Note that Chö is not "exorcism," nor does it simply banish or aggressively attempt to destroy or hurt attacking or injurious entities. On the contrary, demonic or obstructing forces, and all those that have karmic debts with us, are satisfied and placated. They are healed and brought towards the spiritual path, giving up their negativity and rage.
The Chö Cycle
Healing Chö uses the profound power of sacred ritual, sacred sound and mantra, combined with the meditative power of Lamas and Anis trained since early childhood to perform these practices. The thousand-year history of Chö inherently carries extremely potent blessings, as it is connected to numerous lineages of enlightened beings, mahasiddhis, realized yogins and Archetypal Spiritual Beings (or Yidams). Chö particularly calls upon the enlightened Feminine Wisdom Energy, in the form of a Dakini, the Wrathful Black Troma.

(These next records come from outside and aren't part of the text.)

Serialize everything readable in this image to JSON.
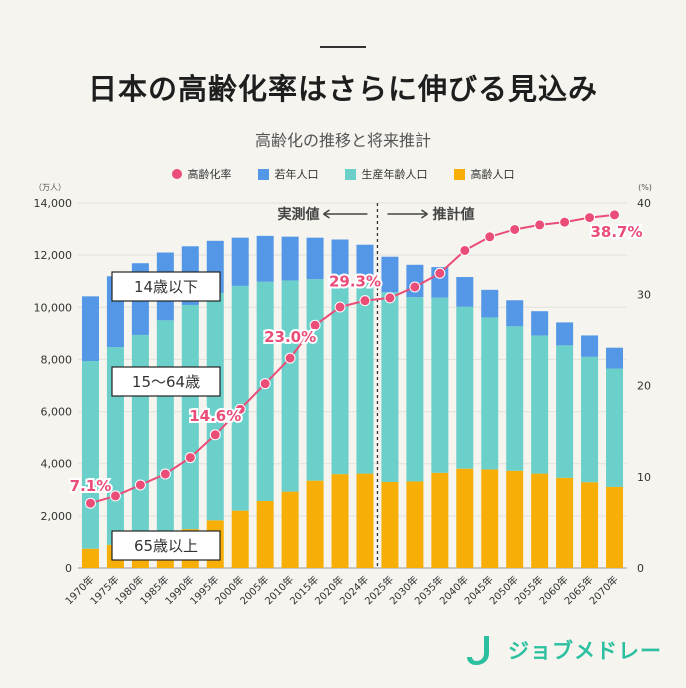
{
  "header": {
    "title": "日本の高齢化率はさらに伸びる見込み",
    "subtitle": "高齢化の推移と将来推計"
  },
  "colors": {
    "young": "#5497e6",
    "working": "#6bcfca",
    "elderly": "#f7ae07",
    "rate": "#ea4d78",
    "brand": "#2cc0a0"
  },
  "chart_data": {
    "type": "bar",
    "stacked": true,
    "categories": [
      "1970年",
      "1975年",
      "1980年",
      "1985年",
      "1990年",
      "1995年",
      "2000年",
      "2005年",
      "2010年",
      "2015年",
      "2020年",
      "2024年",
      "2025年",
      "2030年",
      "2035年",
      "2040年",
      "2045年",
      "2050年",
      "2055年",
      "2060年",
      "2065年",
      "2070年"
    ],
    "series": [
      {
        "name": "高齢人口",
        "values": [
          740,
          890,
          1060,
          1250,
          1490,
          1830,
          2200,
          2570,
          2930,
          3350,
          3600,
          3620,
          3300,
          3320,
          3650,
          3810,
          3780,
          3730,
          3620,
          3460,
          3290,
          3110
        ]
      },
      {
        "name": "生産年齢人口",
        "values": [
          7200,
          7580,
          7880,
          8250,
          8600,
          8720,
          8620,
          8410,
          8100,
          7730,
          7500,
          7360,
          7280,
          7070,
          6720,
          6210,
          5830,
          5540,
          5300,
          5080,
          4810,
          4540
        ]
      },
      {
        "name": "若年人口",
        "values": [
          2480,
          2720,
          2750,
          2600,
          2250,
          2000,
          1850,
          1760,
          1680,
          1590,
          1500,
          1420,
          1360,
          1240,
          1170,
          1140,
          1060,
          1000,
          930,
          880,
          820,
          800
        ]
      },
      {
        "name": "高齢化率",
        "axis": "right",
        "values": [
          7.1,
          7.9,
          9.1,
          10.3,
          12.1,
          14.6,
          17.4,
          20.2,
          23.0,
          26.6,
          28.6,
          29.3,
          29.6,
          30.8,
          32.3,
          34.8,
          36.3,
          37.1,
          37.6,
          37.9,
          38.4,
          38.7
        ]
      }
    ],
    "left_axis": {
      "unit": "（万人）",
      "ylim": [
        0,
        14000
      ],
      "ticks": [
        "0",
        "2,000",
        "4,000",
        "6,000",
        "8,000",
        "10,000",
        "12,000",
        "14,000"
      ]
    },
    "right_axis": {
      "unit": "(%)",
      "ylim": [
        0,
        40
      ],
      "ticks": [
        "0",
        "10",
        "20",
        "30",
        "40"
      ]
    },
    "rate_labels": [
      {
        "index": 0,
        "text": "7.1%"
      },
      {
        "index": 5,
        "text": "14.6%"
      },
      {
        "index": 8,
        "text": "23.0%"
      },
      {
        "index": 11,
        "text": "29.3%"
      },
      {
        "index": 21,
        "text": "38.7%"
      }
    ],
    "legend": [
      "高齢化率",
      "若年人口",
      "生産年齢人口",
      "高齢人口"
    ],
    "divider": {
      "after_index": 11,
      "left_text": "実測値",
      "right_text": "推計値"
    },
    "annotations": [
      "14歳以下",
      "15～64歳",
      "65歳以上"
    ]
  },
  "brand": {
    "name": "ジョブメドレー"
  }
}
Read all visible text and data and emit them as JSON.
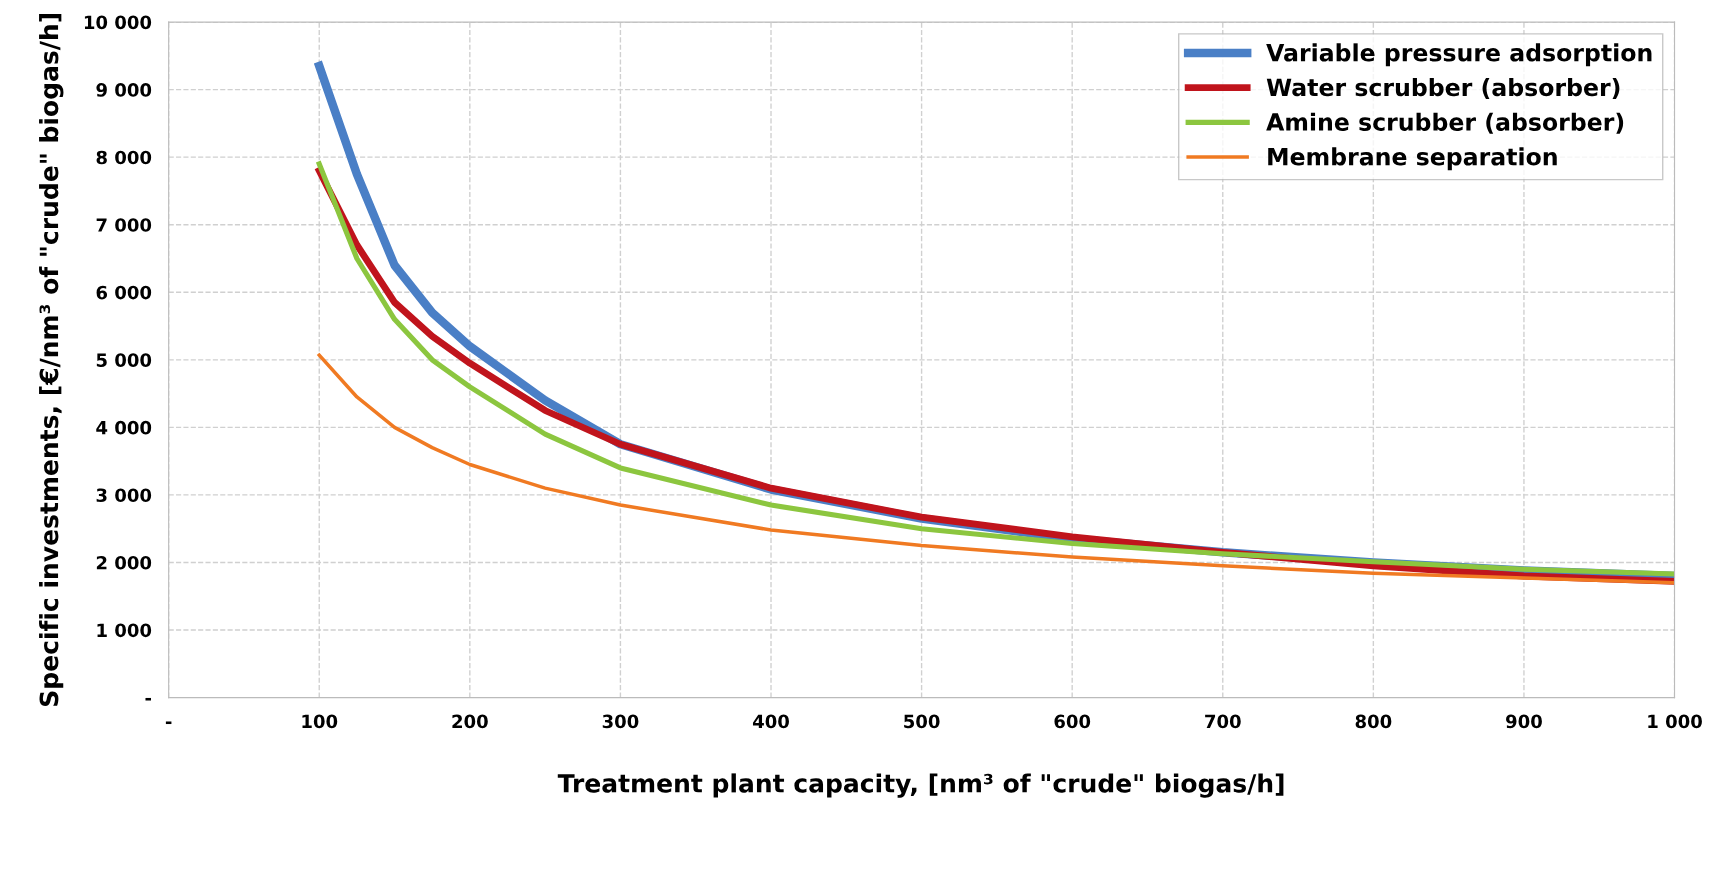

While this all brings incredible vitality and veracity to the practice, its greatest strength lies in the leading force behind those rituals - Kunzang Rinpoche, a renowned Master of Dzogchen in the Ancient (Nyingmapa) School of Tibetan Buddhism. His own life reads like a fantastic tale: from the prophecies about his birth to the enlightened visions and experiences of his early childhood, and from his study with the greatest Lamas of the last century to his flight from Tibet, arriving at his recognition as a true living Buddha, a fully realized and enlightened being. those who meet him see a deeply loving and compassionate human being whose openness and wisdom illuminate his simple, straightforward approach.